The opinion is true: Freedom not Indoctrination

 

All I have considered so far, is John Stuart Mill’s consideration of the possibility that the statement might be true. How do his comments apply to statements that are true? For example, if you are a Christian and believe in the truth of the gospel can you benefit from heresy? If you are a liberal who believes that the election of Joseph Biden as president in 2020 was not stolen by fraud should you nonetheless accept and consider heretical opinions that the election was fraudulent?

 

Mill  argued that people should be free to challenge true opinions on the grounds that this would maximize the amount of benefit or happiness for society. You might have thought that this would be a difficult claim to establish.

 

Here Mill makes a fascinating point.  Anyone should be free to challenge an opinion even if is true.  This is an extremely important point and I never seriously considered it until I read Mill.

 

Mill asked an important question, how will an opinion be held when its truth is not freely and openly discussed. One would think that would not matter. Right? After all, if we believe it to be true because it is never challenged we will believe what is true.  But Mill asks, how will we believe that true statement?

 

Mill says, “however true it may be, if it is not fully, frequently, and fearlessly discussed, it will be held as dead dogma, not a living truth.” Mill points out that there are people who believe that it is good enough if a person accepts what he is taught as true.  In fact, as we all know, most parents take this position. For example, they teach their children what is right and wrong. They want their children to accept that the things the parents think are wrong are in fact wrong. They want their children to accept that the things the parents think are right are in fact right. That is their goal. This is the goal of indoctrination.

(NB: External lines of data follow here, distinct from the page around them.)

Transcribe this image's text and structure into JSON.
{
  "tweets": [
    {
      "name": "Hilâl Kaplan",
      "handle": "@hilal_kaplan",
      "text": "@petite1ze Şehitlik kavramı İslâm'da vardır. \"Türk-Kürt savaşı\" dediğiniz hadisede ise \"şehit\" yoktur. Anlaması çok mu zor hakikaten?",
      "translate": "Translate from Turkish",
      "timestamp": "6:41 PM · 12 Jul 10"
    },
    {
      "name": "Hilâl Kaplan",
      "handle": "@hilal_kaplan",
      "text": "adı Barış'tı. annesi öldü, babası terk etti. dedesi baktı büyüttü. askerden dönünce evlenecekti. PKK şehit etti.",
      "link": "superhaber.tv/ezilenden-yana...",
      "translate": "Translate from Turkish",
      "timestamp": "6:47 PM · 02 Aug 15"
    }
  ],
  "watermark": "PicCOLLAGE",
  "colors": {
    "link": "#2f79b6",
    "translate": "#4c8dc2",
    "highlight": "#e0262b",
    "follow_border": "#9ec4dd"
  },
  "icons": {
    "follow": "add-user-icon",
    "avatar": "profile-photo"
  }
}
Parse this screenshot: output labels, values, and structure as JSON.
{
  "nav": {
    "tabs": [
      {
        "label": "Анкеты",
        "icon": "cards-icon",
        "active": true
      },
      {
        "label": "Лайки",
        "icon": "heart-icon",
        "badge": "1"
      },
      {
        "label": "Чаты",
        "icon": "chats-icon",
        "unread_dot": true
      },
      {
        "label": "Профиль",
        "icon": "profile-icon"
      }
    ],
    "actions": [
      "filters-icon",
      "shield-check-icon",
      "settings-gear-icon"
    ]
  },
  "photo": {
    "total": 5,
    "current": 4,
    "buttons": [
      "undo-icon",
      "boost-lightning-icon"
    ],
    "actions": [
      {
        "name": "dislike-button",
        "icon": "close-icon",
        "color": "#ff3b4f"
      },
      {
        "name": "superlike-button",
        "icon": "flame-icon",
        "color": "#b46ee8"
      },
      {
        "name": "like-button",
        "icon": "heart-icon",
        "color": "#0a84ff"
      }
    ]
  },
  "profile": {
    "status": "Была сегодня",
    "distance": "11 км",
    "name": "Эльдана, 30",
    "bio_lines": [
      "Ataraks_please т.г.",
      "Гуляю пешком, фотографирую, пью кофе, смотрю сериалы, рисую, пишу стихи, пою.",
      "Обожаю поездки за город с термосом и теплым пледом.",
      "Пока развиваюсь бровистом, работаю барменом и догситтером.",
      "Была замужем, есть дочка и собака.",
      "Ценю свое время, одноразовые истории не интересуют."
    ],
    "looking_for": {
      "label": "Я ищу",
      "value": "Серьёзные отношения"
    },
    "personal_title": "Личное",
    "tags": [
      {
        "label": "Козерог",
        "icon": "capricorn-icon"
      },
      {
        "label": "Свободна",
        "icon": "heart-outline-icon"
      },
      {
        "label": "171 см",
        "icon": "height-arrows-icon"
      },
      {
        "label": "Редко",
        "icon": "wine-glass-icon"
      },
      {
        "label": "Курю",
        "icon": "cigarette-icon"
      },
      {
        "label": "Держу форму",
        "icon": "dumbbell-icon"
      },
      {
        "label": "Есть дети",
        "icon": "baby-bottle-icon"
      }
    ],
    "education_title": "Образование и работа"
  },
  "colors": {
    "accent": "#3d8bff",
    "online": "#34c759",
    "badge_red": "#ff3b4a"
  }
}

Indoctrination is particularly robust in cases of religion—perhaps because rational argument and debate are so difficult and as a result the views of the children will be, it is believed by the parents, forever weak and subject to undermining by others. And that will not do. Mill strongly disagrees. So do I.

Indoctrinators don’t care if the object of their attention has any knowledge of the grounds of their opinion or not. What counts is the opinion, not the reason for the opinion. It matters not to these parents that the children could not make a tenable defence of the opinion against the most superficial objection. What matters is that the opinion is firmly held no matter what. Naturally people who indoctrinate others “if they can once get their creed taught from authority naturally think that no good, and some harm, comes of its being allowed to be questioned.”

The problem with this approach according to Mill is that such an opinion can never be rejected wisely, but actually can be rejected rashly and ignorantly. That is because one can never shut out discussion completely no matter how hard one tries. When rational discussion creeps in, as it always eventually does,

beliefs not grounded on conviction are apt to give way before the slightest semblance of an argument. Waiving, however, this possibility, assuming the true opinion abides in the mind, but abides as a prejudice, a belief independent of, and proof against, argument—this is not the way in which truth ought to be held by a rational being. This is not knowing the truth. Truth, thus held, is but one superstition the more, accidentally clinging to the words which enunciate a truth.

 This is what faith is. Faith is not based on grounds or reasons. In fact, often it is held against grounds or reasons.  Mill says, it is held like a prejudice.  That is because it is not based on reason and evidence but something else—like a superstition. It is not enough to be told the grounds or reasons either. That is still indoctrination. It is not lived; it is not experienced. It is a dead truth. And how much is that worth?